A capacidade de nos auto-sustentar com abundância não é nem metáfora nem visagem; é o próprio fundamento da (re)existência dos povos. A verdadeira liberdade só é possível com terra, território e soberania alimentar. Ou seja, se da terra depende nosso sustento mais fundamental, se ela é o esteio da vida, não teremos independência enquanto não tivermos poder para construir, junto dela e de todos os seres que nela habitam, nossos territórios de acordo com nossos próprios princípios, anseios e conhecimentos. Queremos multiplicar a fartura que é nossa tradição saber produzir. E, para fazê-lo, nossas maiores aliadas são as sementes crioulas. São elas que guardam, em sua genética e nas histórias que carregam, milhares de anos de estudo, experimentação e seleção; são elas a morada de seres sagrados que nos alimentam também espiritualmente. As plantas que cultivamos há gerações são produtivas, saborosas, resilientes e sagradas – são, enfim, as que melhor sabem se adaptar aos desequilíbrios ambientais e ao nosso paladar; são, com suas diversas bonitezas, o melhor espelho para a gente se mirar; são, por fim, as que melhor estabelecem as conexões entre nós e nossos encantados, nkissis, voduns e orixás.

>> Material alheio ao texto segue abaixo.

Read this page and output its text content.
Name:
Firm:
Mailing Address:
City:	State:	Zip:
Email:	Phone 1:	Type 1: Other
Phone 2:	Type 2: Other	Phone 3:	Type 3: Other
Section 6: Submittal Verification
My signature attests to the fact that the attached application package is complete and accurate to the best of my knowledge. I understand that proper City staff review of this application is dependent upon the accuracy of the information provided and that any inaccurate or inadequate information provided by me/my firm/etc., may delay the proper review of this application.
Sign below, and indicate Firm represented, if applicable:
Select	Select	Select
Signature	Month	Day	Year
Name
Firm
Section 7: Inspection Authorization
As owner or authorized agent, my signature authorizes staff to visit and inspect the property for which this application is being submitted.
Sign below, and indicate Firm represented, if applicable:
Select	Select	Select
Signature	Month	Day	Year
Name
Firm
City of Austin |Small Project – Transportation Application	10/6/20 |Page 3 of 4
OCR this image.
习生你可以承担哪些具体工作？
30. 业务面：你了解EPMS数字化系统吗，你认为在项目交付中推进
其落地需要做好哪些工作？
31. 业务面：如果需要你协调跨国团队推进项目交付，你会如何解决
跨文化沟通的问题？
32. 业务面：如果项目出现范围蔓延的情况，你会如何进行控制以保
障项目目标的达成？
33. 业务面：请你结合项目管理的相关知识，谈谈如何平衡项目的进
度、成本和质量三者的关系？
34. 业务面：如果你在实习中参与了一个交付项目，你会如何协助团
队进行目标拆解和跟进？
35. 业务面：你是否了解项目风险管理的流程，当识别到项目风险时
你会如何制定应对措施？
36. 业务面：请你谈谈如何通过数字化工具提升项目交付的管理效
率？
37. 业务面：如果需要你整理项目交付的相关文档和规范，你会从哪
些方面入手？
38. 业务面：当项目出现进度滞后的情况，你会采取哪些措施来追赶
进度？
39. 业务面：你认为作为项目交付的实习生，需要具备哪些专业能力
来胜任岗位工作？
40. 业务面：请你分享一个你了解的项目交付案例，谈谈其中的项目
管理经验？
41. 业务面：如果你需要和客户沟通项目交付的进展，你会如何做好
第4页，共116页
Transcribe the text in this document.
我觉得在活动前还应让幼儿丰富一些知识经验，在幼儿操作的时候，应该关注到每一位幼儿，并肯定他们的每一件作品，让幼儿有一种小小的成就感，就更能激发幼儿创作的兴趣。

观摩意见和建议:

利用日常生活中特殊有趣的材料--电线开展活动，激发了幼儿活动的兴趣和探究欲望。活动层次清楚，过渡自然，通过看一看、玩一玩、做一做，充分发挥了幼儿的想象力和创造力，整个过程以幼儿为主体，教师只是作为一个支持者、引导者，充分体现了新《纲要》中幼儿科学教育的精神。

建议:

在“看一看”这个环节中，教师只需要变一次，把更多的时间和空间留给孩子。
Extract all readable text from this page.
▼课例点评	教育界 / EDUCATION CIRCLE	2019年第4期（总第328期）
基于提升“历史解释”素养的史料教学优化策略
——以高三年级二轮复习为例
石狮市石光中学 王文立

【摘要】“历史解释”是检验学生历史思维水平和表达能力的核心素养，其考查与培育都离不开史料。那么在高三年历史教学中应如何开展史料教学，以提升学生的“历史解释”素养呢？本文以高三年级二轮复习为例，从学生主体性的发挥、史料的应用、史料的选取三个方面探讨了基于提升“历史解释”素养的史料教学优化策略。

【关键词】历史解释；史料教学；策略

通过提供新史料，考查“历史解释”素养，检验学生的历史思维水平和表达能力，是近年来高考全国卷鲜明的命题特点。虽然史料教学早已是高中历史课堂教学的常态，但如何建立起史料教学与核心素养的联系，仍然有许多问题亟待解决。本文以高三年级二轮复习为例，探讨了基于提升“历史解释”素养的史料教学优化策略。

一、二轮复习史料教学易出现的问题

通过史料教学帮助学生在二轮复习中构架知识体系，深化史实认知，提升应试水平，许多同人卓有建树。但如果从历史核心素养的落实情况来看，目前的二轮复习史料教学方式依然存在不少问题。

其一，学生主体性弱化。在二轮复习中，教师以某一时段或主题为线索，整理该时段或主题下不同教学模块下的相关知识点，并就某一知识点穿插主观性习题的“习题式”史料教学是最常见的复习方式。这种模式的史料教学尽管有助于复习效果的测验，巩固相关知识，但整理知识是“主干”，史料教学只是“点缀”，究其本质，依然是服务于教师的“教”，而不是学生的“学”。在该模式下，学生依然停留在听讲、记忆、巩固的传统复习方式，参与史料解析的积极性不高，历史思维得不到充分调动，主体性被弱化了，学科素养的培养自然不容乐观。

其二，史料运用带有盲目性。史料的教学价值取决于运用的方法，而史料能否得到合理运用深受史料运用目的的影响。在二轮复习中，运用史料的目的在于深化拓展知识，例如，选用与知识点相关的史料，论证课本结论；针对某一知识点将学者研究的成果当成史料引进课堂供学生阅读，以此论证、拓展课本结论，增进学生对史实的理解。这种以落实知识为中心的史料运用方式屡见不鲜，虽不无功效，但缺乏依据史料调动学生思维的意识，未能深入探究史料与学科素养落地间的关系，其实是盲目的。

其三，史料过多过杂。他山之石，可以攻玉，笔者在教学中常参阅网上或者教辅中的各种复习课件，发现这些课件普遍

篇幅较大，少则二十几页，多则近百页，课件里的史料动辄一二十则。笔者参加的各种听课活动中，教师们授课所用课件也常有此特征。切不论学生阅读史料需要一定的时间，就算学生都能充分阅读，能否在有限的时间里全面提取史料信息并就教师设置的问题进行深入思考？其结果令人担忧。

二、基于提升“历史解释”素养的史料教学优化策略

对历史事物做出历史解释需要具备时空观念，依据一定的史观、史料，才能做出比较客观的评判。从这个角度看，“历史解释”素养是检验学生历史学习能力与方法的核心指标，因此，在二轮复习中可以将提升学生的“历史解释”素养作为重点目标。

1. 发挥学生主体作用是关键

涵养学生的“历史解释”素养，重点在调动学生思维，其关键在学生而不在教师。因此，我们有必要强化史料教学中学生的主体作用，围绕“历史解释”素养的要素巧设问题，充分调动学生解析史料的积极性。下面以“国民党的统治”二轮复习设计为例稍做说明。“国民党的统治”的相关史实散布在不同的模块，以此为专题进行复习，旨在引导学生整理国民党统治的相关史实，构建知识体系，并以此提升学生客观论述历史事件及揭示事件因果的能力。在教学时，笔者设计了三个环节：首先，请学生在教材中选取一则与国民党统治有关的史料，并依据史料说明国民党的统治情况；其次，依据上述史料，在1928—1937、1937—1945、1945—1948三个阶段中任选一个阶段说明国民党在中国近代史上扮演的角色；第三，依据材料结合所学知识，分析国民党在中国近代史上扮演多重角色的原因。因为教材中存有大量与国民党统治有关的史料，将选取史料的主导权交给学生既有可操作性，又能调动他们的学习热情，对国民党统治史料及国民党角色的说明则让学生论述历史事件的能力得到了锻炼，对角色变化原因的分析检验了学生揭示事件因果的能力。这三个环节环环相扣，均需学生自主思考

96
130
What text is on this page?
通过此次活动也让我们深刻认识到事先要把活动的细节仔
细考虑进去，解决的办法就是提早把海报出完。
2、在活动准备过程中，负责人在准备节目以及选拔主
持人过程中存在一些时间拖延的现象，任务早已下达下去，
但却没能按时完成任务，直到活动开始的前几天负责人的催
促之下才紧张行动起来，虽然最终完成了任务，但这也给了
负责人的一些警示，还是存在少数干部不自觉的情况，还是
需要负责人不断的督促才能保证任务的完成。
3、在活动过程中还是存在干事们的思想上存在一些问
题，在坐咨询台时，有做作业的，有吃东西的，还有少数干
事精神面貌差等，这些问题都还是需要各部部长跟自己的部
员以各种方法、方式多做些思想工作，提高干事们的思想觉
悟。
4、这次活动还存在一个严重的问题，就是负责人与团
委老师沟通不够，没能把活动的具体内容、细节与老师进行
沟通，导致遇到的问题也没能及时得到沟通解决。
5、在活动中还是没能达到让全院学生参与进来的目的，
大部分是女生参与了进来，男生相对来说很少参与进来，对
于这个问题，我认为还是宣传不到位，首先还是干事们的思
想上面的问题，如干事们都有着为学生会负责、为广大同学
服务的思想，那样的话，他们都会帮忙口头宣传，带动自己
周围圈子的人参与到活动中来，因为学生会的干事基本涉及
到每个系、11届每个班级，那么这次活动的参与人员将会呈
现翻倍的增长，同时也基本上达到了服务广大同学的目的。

Nós precisamos andar com nossas duas pernas, andar com o nariz empinado, olhando pra frente. Quem tem terra, território e capacidade de armazenar água, pode trabalhar sua independência. Eu sou filho de agricultor, meu pai sempre teve esse cuidado com a liberdade, com a independência, mas ele sabia que a liberdade tava na terra, depois ele levou nós pra estudar em Guaratinga, mas para ele, para o sentido dele, a liberdade é na terra. Isso é importante. Nós estamos praticando aqui esse processo.
– Joelson Ferreira
O velho ditado “saco vazio não para em para em pé” se confirma a cada dia que passa. Afinal, é muito difícil erguer e manter um mundo novo sem a força e a energia que só o bom alimento, rico em nutrientes e valores, pode trazer. Se queremos avançar na luta dos povos, se queremos resistir neste país, não será por meio apenas de palavras críticas ou de ideias abstratas e vazias de sentido existencial. Nossa tarefa primeira é voltar para a terra e construir a defesa de nossos territórios, pois os povos só serão livres quando a terra também o for. E, com as sementes crioulas, nós poderemos produzir e reproduzir vida. Esta é nossa tarefa permanente. Só assim, poderemos reconstruir nossa existência com autonomia, liberdade e dignidade. Por isso, a agroecologia é nosso instrumento de moderação e transformação. É a partir dela que podemos superar as fragmentações impostas aos povos oprimidos, fortalecer o diálogo entre nossas ciências e múltiplas agriculturas e retomar nossa capacidade de produzir o alimento. A retomada de uma cultura alimentar baseada no milho, originado da semente crioula, é, mais que tudo, uma estratégia pelas nossas sobrevivências e um retorno ao exercício do bem viver, com o qual nossos ancestrais se mantiveram de pé e organizaram a sua vida. A revolução será com as sementes, ou não será.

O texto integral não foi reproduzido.